For the first time in years, last night, I had a dream about a terrorist attack. I was sitting by some waterfront overlooking Manhattan with my mother, some friends, and several thousand others, and we watched a plane nosedive into the water, a billboard going along with it, and then the sky went black. Manhattan went black. A few other things happened—screaming, scattering, looting—which I remember in varying levels of detail, mostly barely anything at all. But the image of watching every light in Manhattan become extinguished one by one, as if by flipping one big switch or snuffing one gigantic candle, then a blackness so evil descending onto the daytime sky to silence the sun—that’s the image I can’t stop thinking about this morning, even hours since I woke.
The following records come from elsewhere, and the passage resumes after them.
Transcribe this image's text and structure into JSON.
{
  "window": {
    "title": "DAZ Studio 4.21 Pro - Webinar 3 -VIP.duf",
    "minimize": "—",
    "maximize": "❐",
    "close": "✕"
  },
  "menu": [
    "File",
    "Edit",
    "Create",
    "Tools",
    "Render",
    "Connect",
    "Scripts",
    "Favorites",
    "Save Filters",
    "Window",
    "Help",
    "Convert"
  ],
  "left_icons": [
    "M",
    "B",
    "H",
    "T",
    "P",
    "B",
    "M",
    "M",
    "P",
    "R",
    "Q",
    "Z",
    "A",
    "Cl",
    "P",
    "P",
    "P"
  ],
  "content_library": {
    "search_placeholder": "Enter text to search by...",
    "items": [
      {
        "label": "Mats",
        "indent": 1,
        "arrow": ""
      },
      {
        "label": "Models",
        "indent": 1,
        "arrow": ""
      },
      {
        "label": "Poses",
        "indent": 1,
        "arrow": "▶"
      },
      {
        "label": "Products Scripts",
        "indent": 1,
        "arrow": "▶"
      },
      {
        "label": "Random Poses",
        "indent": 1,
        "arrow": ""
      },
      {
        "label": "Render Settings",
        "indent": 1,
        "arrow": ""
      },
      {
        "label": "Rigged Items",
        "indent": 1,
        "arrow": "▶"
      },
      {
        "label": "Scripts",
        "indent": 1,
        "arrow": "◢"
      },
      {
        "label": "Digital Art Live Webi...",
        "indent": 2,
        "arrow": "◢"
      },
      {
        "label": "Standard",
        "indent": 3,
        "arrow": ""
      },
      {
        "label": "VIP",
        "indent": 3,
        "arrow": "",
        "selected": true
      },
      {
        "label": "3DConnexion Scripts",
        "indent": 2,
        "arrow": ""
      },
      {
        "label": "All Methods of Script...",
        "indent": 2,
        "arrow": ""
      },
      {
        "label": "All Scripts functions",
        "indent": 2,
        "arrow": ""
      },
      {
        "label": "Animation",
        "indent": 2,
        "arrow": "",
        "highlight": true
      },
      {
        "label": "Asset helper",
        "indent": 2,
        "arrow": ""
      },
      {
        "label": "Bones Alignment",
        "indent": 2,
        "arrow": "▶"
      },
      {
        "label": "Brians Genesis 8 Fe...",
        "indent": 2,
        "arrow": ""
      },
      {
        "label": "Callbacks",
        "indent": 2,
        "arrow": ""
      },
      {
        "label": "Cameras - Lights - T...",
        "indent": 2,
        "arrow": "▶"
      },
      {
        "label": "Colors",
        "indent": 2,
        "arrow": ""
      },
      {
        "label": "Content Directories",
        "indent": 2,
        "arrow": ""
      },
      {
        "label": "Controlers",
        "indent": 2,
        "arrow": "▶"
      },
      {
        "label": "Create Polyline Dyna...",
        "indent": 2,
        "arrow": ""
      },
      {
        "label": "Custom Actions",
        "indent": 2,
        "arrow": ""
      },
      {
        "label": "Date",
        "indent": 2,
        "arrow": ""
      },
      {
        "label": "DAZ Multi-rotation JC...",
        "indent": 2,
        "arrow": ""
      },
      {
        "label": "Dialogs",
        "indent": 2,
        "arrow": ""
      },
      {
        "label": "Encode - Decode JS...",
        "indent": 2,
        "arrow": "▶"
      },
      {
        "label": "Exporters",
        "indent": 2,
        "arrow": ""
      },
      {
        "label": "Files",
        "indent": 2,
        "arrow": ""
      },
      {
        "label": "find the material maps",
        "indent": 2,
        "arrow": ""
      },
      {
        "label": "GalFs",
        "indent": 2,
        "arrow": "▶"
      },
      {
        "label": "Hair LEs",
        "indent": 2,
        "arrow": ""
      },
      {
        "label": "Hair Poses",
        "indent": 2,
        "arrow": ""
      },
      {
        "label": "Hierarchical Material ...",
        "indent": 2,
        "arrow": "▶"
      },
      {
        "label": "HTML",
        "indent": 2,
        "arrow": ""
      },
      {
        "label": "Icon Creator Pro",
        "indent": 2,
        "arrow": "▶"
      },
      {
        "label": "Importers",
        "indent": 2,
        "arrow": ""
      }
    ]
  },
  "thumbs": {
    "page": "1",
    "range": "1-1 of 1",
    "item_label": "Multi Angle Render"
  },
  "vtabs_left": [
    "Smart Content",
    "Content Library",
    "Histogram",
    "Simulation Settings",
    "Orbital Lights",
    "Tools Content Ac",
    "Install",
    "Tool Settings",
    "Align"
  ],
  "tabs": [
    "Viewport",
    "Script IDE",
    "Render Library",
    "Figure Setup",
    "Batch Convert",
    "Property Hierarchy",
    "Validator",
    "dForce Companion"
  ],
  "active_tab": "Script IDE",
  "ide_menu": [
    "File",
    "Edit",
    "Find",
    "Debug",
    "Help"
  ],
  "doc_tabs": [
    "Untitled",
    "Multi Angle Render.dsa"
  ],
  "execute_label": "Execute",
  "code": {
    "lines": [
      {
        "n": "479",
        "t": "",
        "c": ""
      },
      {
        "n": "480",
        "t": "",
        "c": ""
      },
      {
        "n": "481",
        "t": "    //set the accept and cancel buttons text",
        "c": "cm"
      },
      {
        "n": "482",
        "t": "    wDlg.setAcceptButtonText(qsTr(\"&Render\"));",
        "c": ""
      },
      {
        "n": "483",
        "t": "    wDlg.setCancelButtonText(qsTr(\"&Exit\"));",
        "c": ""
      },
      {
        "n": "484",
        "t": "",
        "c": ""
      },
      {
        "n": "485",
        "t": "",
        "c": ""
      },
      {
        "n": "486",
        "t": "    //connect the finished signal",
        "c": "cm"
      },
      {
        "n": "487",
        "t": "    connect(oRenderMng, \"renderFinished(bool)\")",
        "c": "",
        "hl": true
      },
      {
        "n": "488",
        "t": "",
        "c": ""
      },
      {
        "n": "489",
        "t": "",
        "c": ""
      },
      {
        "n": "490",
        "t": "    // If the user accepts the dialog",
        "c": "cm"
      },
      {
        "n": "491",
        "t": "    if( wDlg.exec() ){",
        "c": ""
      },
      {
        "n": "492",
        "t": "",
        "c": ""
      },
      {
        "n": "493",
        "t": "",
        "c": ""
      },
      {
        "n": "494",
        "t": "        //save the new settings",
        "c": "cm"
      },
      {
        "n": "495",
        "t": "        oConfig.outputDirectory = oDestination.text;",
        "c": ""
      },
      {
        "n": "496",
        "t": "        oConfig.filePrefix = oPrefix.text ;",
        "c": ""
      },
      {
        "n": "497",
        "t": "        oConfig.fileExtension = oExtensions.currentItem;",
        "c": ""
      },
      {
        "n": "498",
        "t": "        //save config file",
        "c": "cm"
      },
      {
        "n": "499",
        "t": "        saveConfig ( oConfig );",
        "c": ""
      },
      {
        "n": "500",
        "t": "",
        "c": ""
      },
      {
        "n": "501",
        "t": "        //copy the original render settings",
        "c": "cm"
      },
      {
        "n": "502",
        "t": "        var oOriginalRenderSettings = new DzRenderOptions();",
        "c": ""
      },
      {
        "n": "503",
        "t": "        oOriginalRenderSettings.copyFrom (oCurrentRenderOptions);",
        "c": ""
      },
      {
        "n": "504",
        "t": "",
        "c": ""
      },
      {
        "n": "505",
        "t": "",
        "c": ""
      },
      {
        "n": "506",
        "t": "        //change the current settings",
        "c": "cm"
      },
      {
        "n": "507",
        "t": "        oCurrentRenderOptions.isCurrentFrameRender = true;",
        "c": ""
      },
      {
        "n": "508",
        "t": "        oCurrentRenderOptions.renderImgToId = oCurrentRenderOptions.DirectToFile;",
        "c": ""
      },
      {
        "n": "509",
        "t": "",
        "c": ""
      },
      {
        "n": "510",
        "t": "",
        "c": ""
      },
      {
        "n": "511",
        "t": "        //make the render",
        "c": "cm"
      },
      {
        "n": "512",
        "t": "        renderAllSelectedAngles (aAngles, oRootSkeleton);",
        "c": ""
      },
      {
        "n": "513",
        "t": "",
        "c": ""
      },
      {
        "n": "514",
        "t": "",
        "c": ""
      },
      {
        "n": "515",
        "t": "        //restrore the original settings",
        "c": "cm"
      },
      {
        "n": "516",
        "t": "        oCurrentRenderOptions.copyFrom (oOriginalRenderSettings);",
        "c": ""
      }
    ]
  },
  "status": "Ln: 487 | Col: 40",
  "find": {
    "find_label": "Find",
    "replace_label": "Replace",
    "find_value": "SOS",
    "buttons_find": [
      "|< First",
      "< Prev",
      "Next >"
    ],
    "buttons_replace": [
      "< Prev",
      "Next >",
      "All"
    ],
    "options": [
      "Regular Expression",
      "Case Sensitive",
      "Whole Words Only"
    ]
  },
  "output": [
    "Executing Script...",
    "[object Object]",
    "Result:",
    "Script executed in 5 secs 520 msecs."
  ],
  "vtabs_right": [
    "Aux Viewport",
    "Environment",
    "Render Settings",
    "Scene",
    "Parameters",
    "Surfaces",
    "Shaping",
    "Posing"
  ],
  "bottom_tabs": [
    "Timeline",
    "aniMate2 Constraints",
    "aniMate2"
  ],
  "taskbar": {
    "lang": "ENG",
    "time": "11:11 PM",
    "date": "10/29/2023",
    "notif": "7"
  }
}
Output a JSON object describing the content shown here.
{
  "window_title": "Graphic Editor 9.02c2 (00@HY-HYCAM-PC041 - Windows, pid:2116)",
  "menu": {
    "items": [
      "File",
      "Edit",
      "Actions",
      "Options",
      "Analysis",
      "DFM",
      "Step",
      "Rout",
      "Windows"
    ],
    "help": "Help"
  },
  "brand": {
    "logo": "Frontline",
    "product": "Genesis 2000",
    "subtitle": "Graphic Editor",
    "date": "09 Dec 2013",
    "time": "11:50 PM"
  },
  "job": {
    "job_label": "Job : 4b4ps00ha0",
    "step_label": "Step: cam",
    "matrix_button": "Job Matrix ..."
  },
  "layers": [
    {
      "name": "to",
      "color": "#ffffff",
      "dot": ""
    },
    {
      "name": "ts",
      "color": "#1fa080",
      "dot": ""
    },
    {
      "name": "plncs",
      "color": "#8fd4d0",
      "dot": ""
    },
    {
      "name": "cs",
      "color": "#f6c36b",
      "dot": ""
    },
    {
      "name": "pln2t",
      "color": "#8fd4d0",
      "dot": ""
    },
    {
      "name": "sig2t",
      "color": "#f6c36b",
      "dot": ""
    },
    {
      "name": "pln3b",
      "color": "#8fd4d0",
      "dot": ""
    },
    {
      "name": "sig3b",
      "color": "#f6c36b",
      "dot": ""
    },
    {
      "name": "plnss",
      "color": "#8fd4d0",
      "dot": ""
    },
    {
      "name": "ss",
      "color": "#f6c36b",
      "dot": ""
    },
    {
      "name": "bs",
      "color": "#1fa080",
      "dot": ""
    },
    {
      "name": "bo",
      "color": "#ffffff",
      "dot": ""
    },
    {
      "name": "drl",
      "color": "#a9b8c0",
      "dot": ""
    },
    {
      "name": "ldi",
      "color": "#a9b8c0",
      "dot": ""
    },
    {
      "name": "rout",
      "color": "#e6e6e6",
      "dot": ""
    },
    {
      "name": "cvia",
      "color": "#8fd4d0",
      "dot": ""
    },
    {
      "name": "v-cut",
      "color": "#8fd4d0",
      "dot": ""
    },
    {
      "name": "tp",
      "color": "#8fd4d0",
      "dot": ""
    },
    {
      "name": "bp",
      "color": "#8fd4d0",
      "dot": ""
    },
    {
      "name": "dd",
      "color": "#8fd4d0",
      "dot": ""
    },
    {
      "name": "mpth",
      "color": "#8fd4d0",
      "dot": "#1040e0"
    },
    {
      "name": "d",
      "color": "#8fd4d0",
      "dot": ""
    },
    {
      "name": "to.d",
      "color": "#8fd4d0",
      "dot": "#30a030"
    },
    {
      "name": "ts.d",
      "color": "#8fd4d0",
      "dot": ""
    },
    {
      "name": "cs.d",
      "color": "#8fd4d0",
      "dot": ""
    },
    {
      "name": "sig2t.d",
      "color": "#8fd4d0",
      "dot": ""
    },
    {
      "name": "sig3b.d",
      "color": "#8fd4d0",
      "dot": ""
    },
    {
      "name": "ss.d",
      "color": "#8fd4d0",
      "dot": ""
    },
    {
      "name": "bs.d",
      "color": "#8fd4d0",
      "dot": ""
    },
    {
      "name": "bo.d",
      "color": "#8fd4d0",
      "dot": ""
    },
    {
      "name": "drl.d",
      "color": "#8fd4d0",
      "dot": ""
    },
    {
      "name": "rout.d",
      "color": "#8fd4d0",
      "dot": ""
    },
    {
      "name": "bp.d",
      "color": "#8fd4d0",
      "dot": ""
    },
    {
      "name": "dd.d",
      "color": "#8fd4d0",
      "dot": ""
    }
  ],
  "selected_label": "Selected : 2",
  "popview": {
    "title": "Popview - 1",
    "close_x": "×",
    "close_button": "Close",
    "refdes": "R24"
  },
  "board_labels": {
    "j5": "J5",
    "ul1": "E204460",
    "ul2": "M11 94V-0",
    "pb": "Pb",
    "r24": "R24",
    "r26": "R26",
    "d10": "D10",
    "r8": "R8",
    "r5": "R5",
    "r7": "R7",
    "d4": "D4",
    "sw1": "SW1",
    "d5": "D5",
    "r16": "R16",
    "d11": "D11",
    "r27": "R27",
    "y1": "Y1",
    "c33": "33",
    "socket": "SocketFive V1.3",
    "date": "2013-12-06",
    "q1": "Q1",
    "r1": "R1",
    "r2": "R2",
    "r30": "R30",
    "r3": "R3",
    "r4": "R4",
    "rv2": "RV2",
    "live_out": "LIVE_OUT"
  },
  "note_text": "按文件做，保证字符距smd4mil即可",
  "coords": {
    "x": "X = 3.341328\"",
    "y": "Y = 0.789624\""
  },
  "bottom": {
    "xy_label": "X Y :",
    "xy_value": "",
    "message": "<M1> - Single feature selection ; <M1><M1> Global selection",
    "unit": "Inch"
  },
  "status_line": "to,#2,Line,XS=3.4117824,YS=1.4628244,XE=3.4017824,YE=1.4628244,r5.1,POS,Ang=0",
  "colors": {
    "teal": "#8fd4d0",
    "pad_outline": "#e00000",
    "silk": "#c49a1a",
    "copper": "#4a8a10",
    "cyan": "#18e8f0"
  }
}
I was a few days into my freshman year of high school in New York on 9/11. After dismissal, I walked to Long Island Sound, looked across the water, and watched the plumes of smoke. I think about this from time to time, mostly at random, occasionally when I get off the train at Fulton Street, but not often. Part of being a lifelong New Yorker has, to me, meant learning the skill of stifling without forgetting. Fear is a tradeoff; you either live in fear, or you live in New York. You can’t have both. So, the moment when something comes up and you can’t control it—like a dream—your system is shocked until you make it fade again.
This morning, from sleep to wake to fourteen stops on the F train from Brooklyn to Bryant Park, my system has been shocked. But it will fade, because it must.